Bush Downplays Slavery, Merkel Denies Holocaust

Historical atrocities "Not so bad in rearview mirror", say analysts

2 Min Read

Inspired by the brazen words of Thai prime minister Samak Sundaravej, who said only one person was killed in Thailand’s October 1976 massacre that actually killed at least 46, other world leaders, tired of apologizing for atrocities committed long ago, have released statements downplaying their own nations’ tragedies.

In Washington DC, President Bush gave a televised speech from the Oval Office to announce that slavery was “simply a case of some poorly assimilated, illiterate Africans who forgot to pick up their wages.”

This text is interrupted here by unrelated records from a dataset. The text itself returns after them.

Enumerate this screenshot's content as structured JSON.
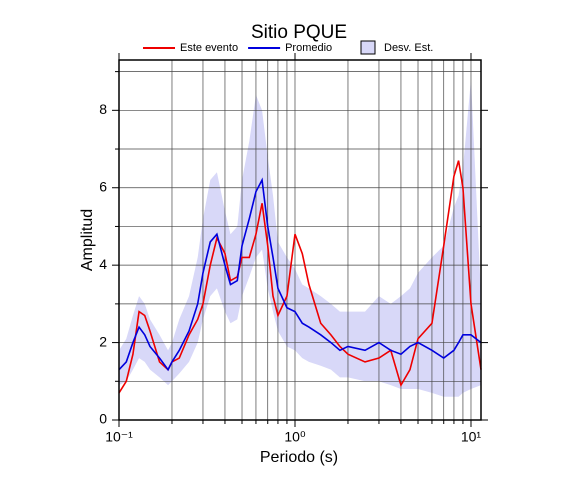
{
  "chart_data": {
    "type": "line",
    "title": "Sitio PQUE",
    "x_label": "Periodo (s)",
    "y_label": "Amplitud",
    "x": [
      0.1,
      0.11,
      0.12,
      0.13,
      0.14,
      0.15,
      0.17,
      0.19,
      0.2,
      0.22,
      0.25,
      0.28,
      0.3,
      0.33,
      0.36,
      0.4,
      0.43,
      0.47,
      0.5,
      0.55,
      0.6,
      0.65,
      0.7,
      0.75,
      0.8,
      0.9,
      1.0,
      1.1,
      1.2,
      1.4,
      1.6,
      1.8,
      2.0,
      2.5,
      3.0,
      3.5,
      4.0,
      4.5,
      5,
      6,
      7,
      8,
      8.5,
      9,
      10,
      11.4
    ],
    "band": {
      "name": "Desv. Est.",
      "color": "#d8d8f8",
      "edge": "#000000",
      "lower": [
        0.9,
        1.0,
        1.3,
        1.6,
        1.5,
        1.3,
        1.1,
        0.9,
        1.0,
        1.2,
        1.5,
        2.0,
        2.6,
        3.2,
        3.4,
        2.8,
        2.5,
        2.6,
        3.2,
        3.7,
        4.2,
        4.4,
        3.4,
        2.8,
        2.3,
        1.9,
        1.8,
        1.6,
        1.5,
        1.4,
        1.3,
        1.1,
        1.1,
        1.0,
        1.0,
        0.9,
        0.8,
        0.8,
        0.8,
        0.7,
        0.6,
        0.6,
        0.6,
        0.7,
        0.8,
        0.9
      ],
      "upper": [
        1.8,
        2.1,
        2.7,
        3.2,
        3.0,
        2.6,
        2.2,
        1.8,
        2.0,
        2.6,
        3.2,
        4.2,
        5.2,
        6.2,
        6.4,
        5.4,
        4.8,
        5.0,
        6.2,
        7.2,
        8.4,
        8.0,
        6.8,
        5.8,
        4.6,
        4.2,
        3.9,
        3.5,
        3.4,
        3.2,
        3.0,
        2.8,
        2.8,
        2.8,
        3.2,
        3.0,
        3.2,
        3.4,
        3.8,
        4.2,
        4.5,
        5.5,
        5.8,
        6.5,
        8.8,
        3.2
      ]
    },
    "series": [
      {
        "name": "Este evento",
        "color": "#ee0000",
        "values": [
          0.7,
          1.0,
          1.7,
          2.8,
          2.7,
          2.3,
          1.5,
          1.3,
          1.5,
          1.6,
          2.2,
          2.6,
          3.0,
          4.0,
          4.7,
          4.3,
          3.6,
          3.7,
          4.2,
          4.2,
          4.8,
          5.6,
          4.5,
          3.2,
          2.7,
          3.2,
          4.8,
          4.3,
          3.5,
          2.5,
          2.2,
          1.9,
          1.7,
          1.5,
          1.6,
          1.8,
          0.9,
          1.3,
          2.1,
          2.5,
          4.5,
          6.3,
          6.7,
          6.0,
          3.0,
          1.3
        ]
      },
      {
        "name": "Promedio",
        "color": "#0000dd",
        "values": [
          1.3,
          1.5,
          2.0,
          2.4,
          2.2,
          1.9,
          1.6,
          1.3,
          1.5,
          1.8,
          2.3,
          3.0,
          3.8,
          4.6,
          4.8,
          4.0,
          3.5,
          3.6,
          4.5,
          5.2,
          5.9,
          6.2,
          5.0,
          4.2,
          3.4,
          2.9,
          2.8,
          2.5,
          2.4,
          2.2,
          2.0,
          1.8,
          1.9,
          1.8,
          2.0,
          1.8,
          1.7,
          1.9,
          2.0,
          1.8,
          1.6,
          1.8,
          2.0,
          2.2,
          2.2,
          2.0
        ]
      }
    ],
    "log_x": true,
    "xlim": [
      0.1,
      11.4
    ],
    "xticks": [
      {
        "value": 0.1,
        "label": "10⁻¹"
      },
      {
        "value": 1,
        "label": "10⁰"
      },
      {
        "value": 10,
        "label": "10¹"
      }
    ],
    "minor_xticks": [
      0.2,
      0.3,
      0.4,
      0.5,
      0.6,
      0.7,
      0.8,
      0.9,
      2,
      3,
      4,
      5,
      6,
      7,
      8,
      9
    ],
    "ylim": [
      0,
      9.3
    ],
    "yticks": [
      0,
      2,
      4,
      6,
      8
    ],
    "minor_yticks": [
      1,
      3,
      5,
      7,
      9
    ],
    "grid": true
  }
}
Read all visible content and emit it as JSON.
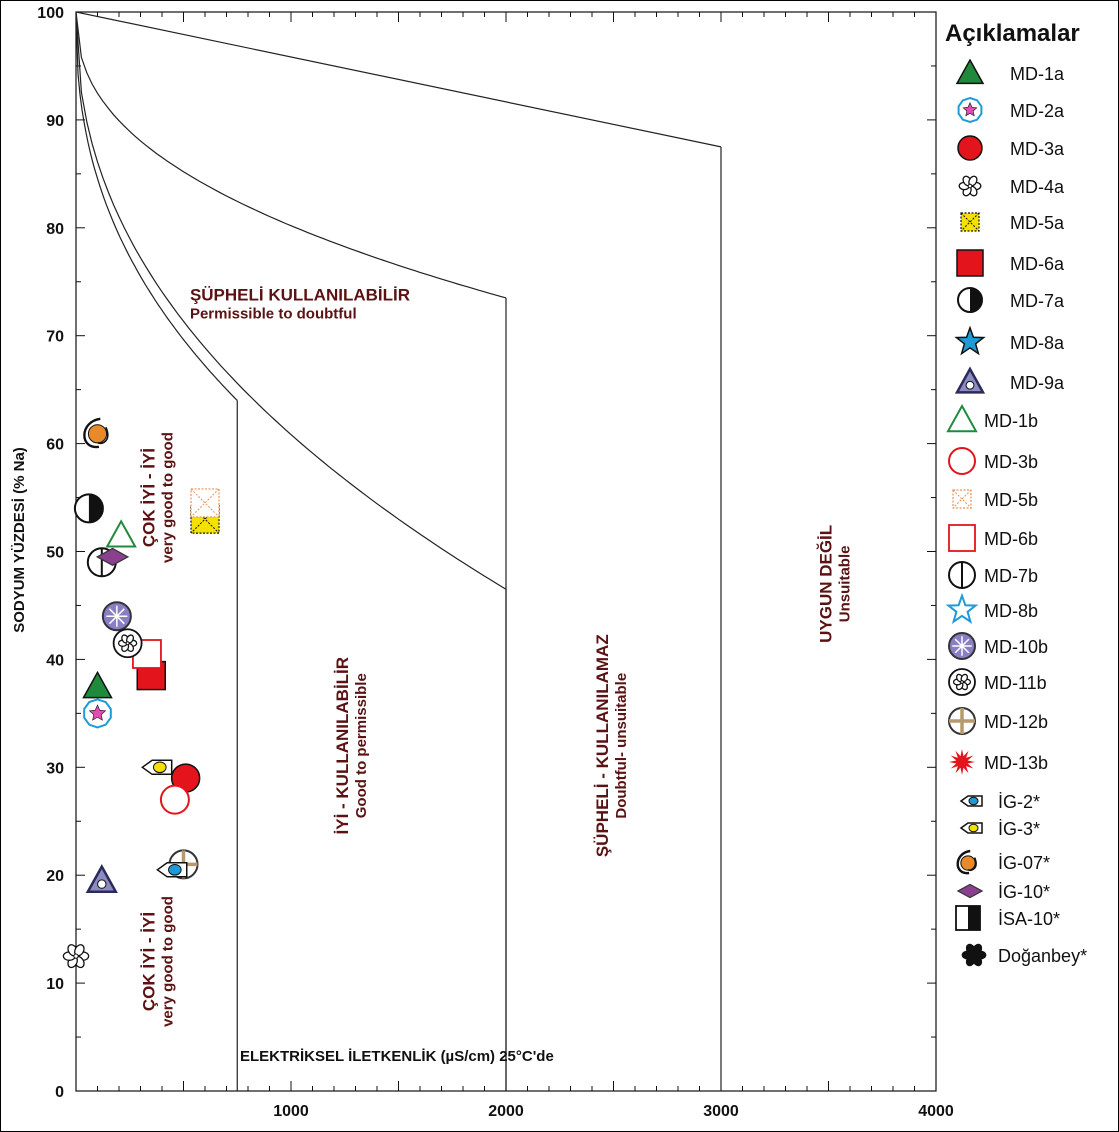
{
  "chart_data": {
    "type": "scatter",
    "xlabel": "ELEKTRİKSEL İLETKENLİK (µS/cm) 25°C'de",
    "ylabel": "SODYUM YÜZDESİ (% Na)",
    "xlim": [
      0,
      4000
    ],
    "ylim": [
      0,
      100
    ],
    "x_ticks": [
      "1000",
      "2000",
      "3000",
      "4000"
    ],
    "y_ticks": [
      "0",
      "10",
      "20",
      "30",
      "40",
      "50",
      "60",
      "70",
      "80",
      "90",
      "100"
    ],
    "zones": [
      {
        "tr": "ÇOK İYİ - İYİ",
        "en": "very good to good",
        "x": 420,
        "y": 55
      },
      {
        "tr": "ÇOK İYİ - İYİ",
        "en": "very good to good",
        "x": 420,
        "y": 12
      },
      {
        "tr": "ŞÜPHELİ KULLANILABİLİR",
        "en": "Permissible to doubtful",
        "x": 530,
        "y": 74
      },
      {
        "tr": "İYİ - KULLANILABİLİR",
        "en": "Good to permissible",
        "x": 1320,
        "y": 32
      },
      {
        "tr": "ŞÜPHELİ - KULLANILAMAZ",
        "en": "Doubtful- unsuitable",
        "x": 2530,
        "y": 32
      },
      {
        "tr": "UYGUN DEĞİL",
        "en": "Unsuitable",
        "x": 3570,
        "y": 47
      }
    ],
    "legend_title": "Açıklamalar",
    "series": [
      {
        "name": "MD-1a",
        "marker": "tri-filled",
        "color": "#1f8a3b",
        "x": 100,
        "y": 37.5
      },
      {
        "name": "MD-2a",
        "marker": "pentagon-star",
        "color": "#1e9bd7",
        "x": 100,
        "y": 35
      },
      {
        "name": "MD-3a",
        "marker": "circle-filled",
        "color": "#e3141b",
        "x": 510,
        "y": 29
      },
      {
        "name": "MD-4a",
        "marker": "flower-outline",
        "color": "#222222",
        "x": 0,
        "y": 12.5
      },
      {
        "name": "MD-5a",
        "marker": "square-x",
        "color": "#f5e100",
        "x": 600,
        "y": 53
      },
      {
        "name": "MD-6a",
        "marker": "square-filled",
        "color": "#e3141b",
        "x": 350,
        "y": 38.5
      },
      {
        "name": "MD-7a",
        "marker": "circle-half",
        "color": "#111111",
        "x": 60,
        "y": 54
      },
      {
        "name": "MD-8a",
        "marker": "star-filled",
        "color": "#1e9bd7",
        "x": null,
        "y": null
      },
      {
        "name": "MD-9a",
        "marker": "tri-dot",
        "color": "#2b2b5a",
        "x": 120,
        "y": 19.5
      },
      {
        "name": "MD-1b",
        "marker": "tri-outline",
        "color": "#1f8a3b",
        "x": 210,
        "y": 51.5
      },
      {
        "name": "MD-3b",
        "marker": "circle-outline",
        "color": "#e3141b",
        "x": 460,
        "y": 27
      },
      {
        "name": "MD-5b",
        "marker": "square-x-outline",
        "color": "#e8935a",
        "x": 600,
        "y": 54.5
      },
      {
        "name": "MD-6b",
        "marker": "square-outline",
        "color": "#e3141b",
        "x": 330,
        "y": 40.5
      },
      {
        "name": "MD-7b",
        "marker": "circle-vline",
        "color": "#111111",
        "x": 120,
        "y": 49
      },
      {
        "name": "MD-8b",
        "marker": "star-outline",
        "color": "#1e9bd7",
        "x": null,
        "y": null
      },
      {
        "name": "MD-10b",
        "marker": "circle-asterisk",
        "color": "#8a7fc4",
        "x": 190,
        "y": 44
      },
      {
        "name": "MD-11b",
        "marker": "flower-circle",
        "color": "#111111",
        "x": 240,
        "y": 41.5
      },
      {
        "name": "MD-12b",
        "marker": "circle-cross",
        "color": "#b79a6b",
        "x": 500,
        "y": 21
      },
      {
        "name": "MD-13b",
        "marker": "burst",
        "color": "#e3141b",
        "x": null,
        "y": null
      },
      {
        "name": "İG-2*",
        "marker": "pencil",
        "color": "#1e9bd7",
        "x": 450,
        "y": 20.5
      },
      {
        "name": "İG-3*",
        "marker": "pencil",
        "color": "#f5e100",
        "x": 380,
        "y": 30
      },
      {
        "name": "İG-07*",
        "marker": "swirl",
        "color": "#e88a2a",
        "x": 100,
        "y": 61
      },
      {
        "name": "İG-10*",
        "marker": "diamond",
        "color": "#8b3f8f",
        "x": 170,
        "y": 49.5
      },
      {
        "name": "İSA-10*",
        "marker": "square-half",
        "color": "#111111",
        "x": null,
        "y": null
      },
      {
        "name": "Doğanbey*",
        "marker": "flower-filled",
        "color": "#111111",
        "x": null,
        "y": null
      }
    ]
  }
}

Speaking after his recent primary win in Virginia, US presidential candidate John McCain chimed in that the Vietnam War’s My Lai massacre of nearly 500 Vietnamese civilians, including women and children, was “just a lone soldier letting off a little bit of steam.”

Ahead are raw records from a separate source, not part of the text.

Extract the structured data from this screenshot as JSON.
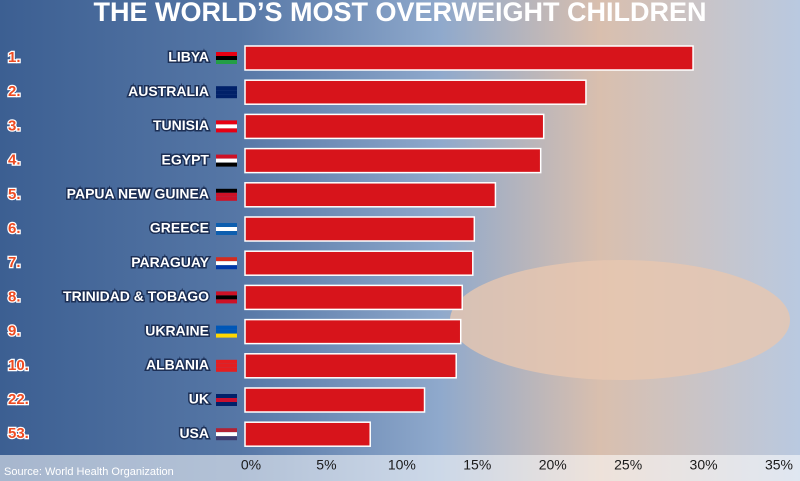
{
  "chart_data": {
    "type": "bar",
    "orientation": "horizontal",
    "title": "THE WORLD’S MOST OVERWEIGHT CHILDREN",
    "source": "Source: World Health Organization",
    "ranks": [
      "1.",
      "2.",
      "3.",
      "4.",
      "5.",
      "6.",
      "7.",
      "8.",
      "9.",
      "10.",
      "22.",
      "53."
    ],
    "categories": [
      "LIBYA",
      "AUSTRALIA",
      "TUNISIA",
      "EGYPT",
      "PAPUA NEW GUINEA",
      "GREECE",
      "PARAGUAY",
      "TRINIDAD & TOBAGO",
      "UKRAINE",
      "ALBANIA",
      "UK",
      "USA"
    ],
    "values": [
      29.7,
      22.6,
      19.8,
      19.6,
      16.6,
      15.2,
      15.1,
      14.4,
      14.3,
      14.0,
      11.9,
      8.3
    ],
    "color": "#d7141b",
    "xlim": [
      0,
      35
    ],
    "xticks": [
      {
        "value": 0,
        "label": "0%"
      },
      {
        "value": 5,
        "label": "5%"
      },
      {
        "value": 10,
        "label": "10%"
      },
      {
        "value": 15,
        "label": "15%"
      },
      {
        "value": 20,
        "label": "20%"
      },
      {
        "value": 25,
        "label": "25%"
      },
      {
        "value": 30,
        "label": "30%"
      },
      {
        "value": 35,
        "label": "35%"
      }
    ]
  }
}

In Berlin, Andrea Merkel told a BBC correspondent that the Holocaust, in which six million Jews were murdered, had been exaggerated. “It was just a small movement among some avant-garde artists, including this failed painter named Hitler. One day, a few visitors to an installation in Auschwitz wandered off and never came back.”

Rwanda’s leader, prime minister Paul Kagame, said he was bored of discussing the country’s 1994 genocide, labeling it “no more than a school yard tussle between brothers.”